そんなことを思いながら、何も持ってない左手で顔を抑え、一時悶える。そしてティアが遂に「ごめんね……」とフォークをおろした瞬間。
「い、いや。嫌じゃないよ。寧ろ、嬉しかったんだ。じゃあ、頼むよ」
俺は勇気を振り絞って顔を戻し、ティアにぎこちない笑みを向けた。するとティアは顔を輝かせて
「ほ、本当!?じゃ、じゃあ……あーん♪」
すっごい笑顔で俺の方にフォークを向けてきた。
それに俺は……俺は――!
「あ~ん」
口を開けて、幸せをとともに、カーラさんお手製のベーコンを噛み締めることにしました。

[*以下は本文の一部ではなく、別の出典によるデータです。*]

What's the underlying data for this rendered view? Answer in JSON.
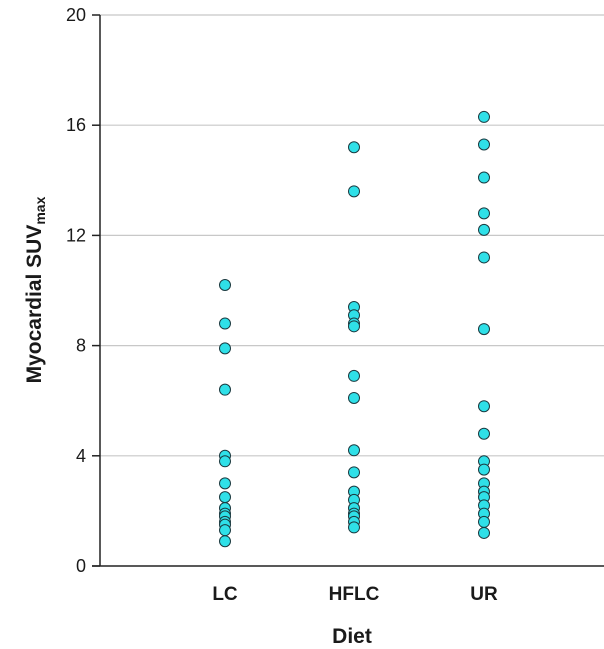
{
  "chart_data": {
    "type": "scatter",
    "xlabel": "Diet",
    "ylabel": {
      "main": "Myocardial SUV",
      "subscript": "max"
    },
    "categories": [
      "LC",
      "HFLC",
      "UR"
    ],
    "ylim": [
      0,
      20
    ],
    "yticks": [
      0,
      4,
      8,
      12,
      16,
      20
    ],
    "grid": true,
    "legend": "none",
    "marker_color": "#2fe0e8",
    "marker_edge_color": "#1a3a40",
    "series": [
      {
        "category": "LC",
        "values": [
          10.2,
          8.8,
          7.9,
          6.4,
          4.0,
          3.8,
          3.0,
          2.5,
          2.1,
          1.9,
          1.8,
          1.6,
          1.5,
          1.3,
          0.9
        ]
      },
      {
        "category": "HFLC",
        "values": [
          15.2,
          13.6,
          9.4,
          9.1,
          8.8,
          8.7,
          6.9,
          6.1,
          4.2,
          3.4,
          2.7,
          2.4,
          2.1,
          1.9,
          1.8,
          1.6,
          1.4
        ]
      },
      {
        "category": "UR",
        "values": [
          16.3,
          15.3,
          14.1,
          12.8,
          12.2,
          11.2,
          8.6,
          5.8,
          4.8,
          3.8,
          3.5,
          3.0,
          2.7,
          2.5,
          2.2,
          1.9,
          1.6,
          1.2
        ]
      }
    ]
  }
}
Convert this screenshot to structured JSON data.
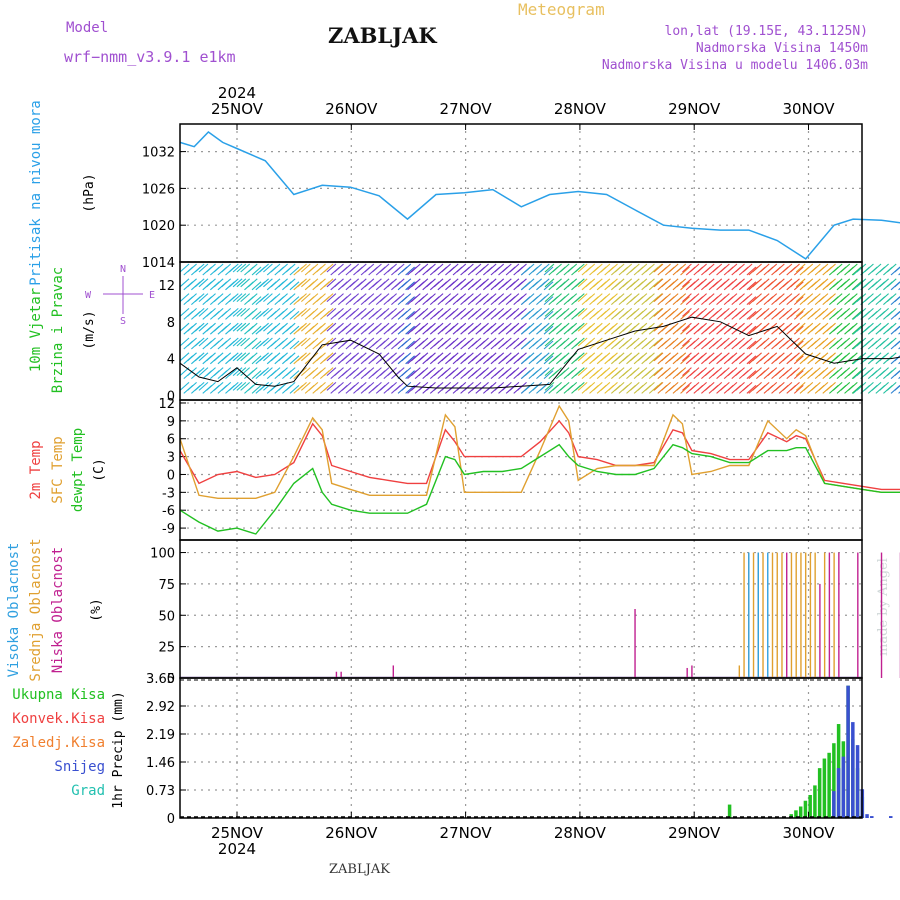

フォークを受け入れ口を閉じると、中にベーコンの香ばしい香りと味が広がる。
それを楽しんでいると、ティアが笑顔で
「美味しい?」
と聞いてくるので、俺もベーコンを飲み込み、笑顔で答えることにした。
「もちろん!ティアが食べさせてくれたから、余計にうまいぞ?」
「えへへ♪そう?そうかなあ?」
言いながら手を伸ばし、頭を撫でてやると、ティアは幸せそうに目を細める。それを見ながら俺もほんわかとしていると、
「あの?もういいですか?」
急に隣から殺気と、冷めたような女神の声が聞こえてきた。
それに俺は冷や汗を掻きながら、ギギギと顔をそちらに向けると、そこにはニコニコ笑顔のカーラさんが居た。
正直、
――怖い!!すっごい怖い!怖い!
なぜだろうか?美人の笑顔というのは、なぜこうも怖いのだろうか?
ていうか、なんで!?なんで昔のカーラさんの笑顔には和んでたのに、ここ数日こうも怖いの!?
カタカタと体を震わせながらカーラさんを見ていると、彼女は「はあ」とため息をついて、
「私が作ったのを別の女の子にあーんさせるなんて……」
どこか拗ねた様な表情で、小さくボソボソと呟いた。
よく聞こえなかったが、俺がなんかしたんだろうか?あ、そうか。わかったぞ。
「カーラさん。朝ごはんありがとうな!スゲエうまいよ!」
これだ!これを最初に言わなかったから怒ってるんだ!いやあ。ぎりぎり気づいてよかったぜ。危ない危ない。
「あ……ほ、本当ですか?よ、良かったです……」
笑顔を向けると、カーラさんは顔を赤くして、俯いた。そしてボソボソと何かを言っている。
まあ、ちょっとそれを疑問に思ったが、なんか可愛いし、眼福だ。それに、カーラさんの機嫌も直ったようだし、間違いないな。この一言だったのだ。
「む~……シン……カーラと仲良し……」
カーラさんの恥ずかしがる姿を脳内に焼き付けていると、ティアのそんな声が聞こえてくる。
それに顔を向けてみると、あれ?なんか頬をふくらませてる。どうしたんだろうか?
「はあ……シンのバカ……」
何故かため息をついているティア。俺はそれに首をひねる。そして気づいた。
「なあ、ティア。さっきから機嫌が悪いけど、トイレか?」
「………!シンのバカっ!もう知らない!」
あら?どうやら違ったようだ。なんか怒らせちまった。でもいいや、プイッて顔を背けてるティアも可愛いし。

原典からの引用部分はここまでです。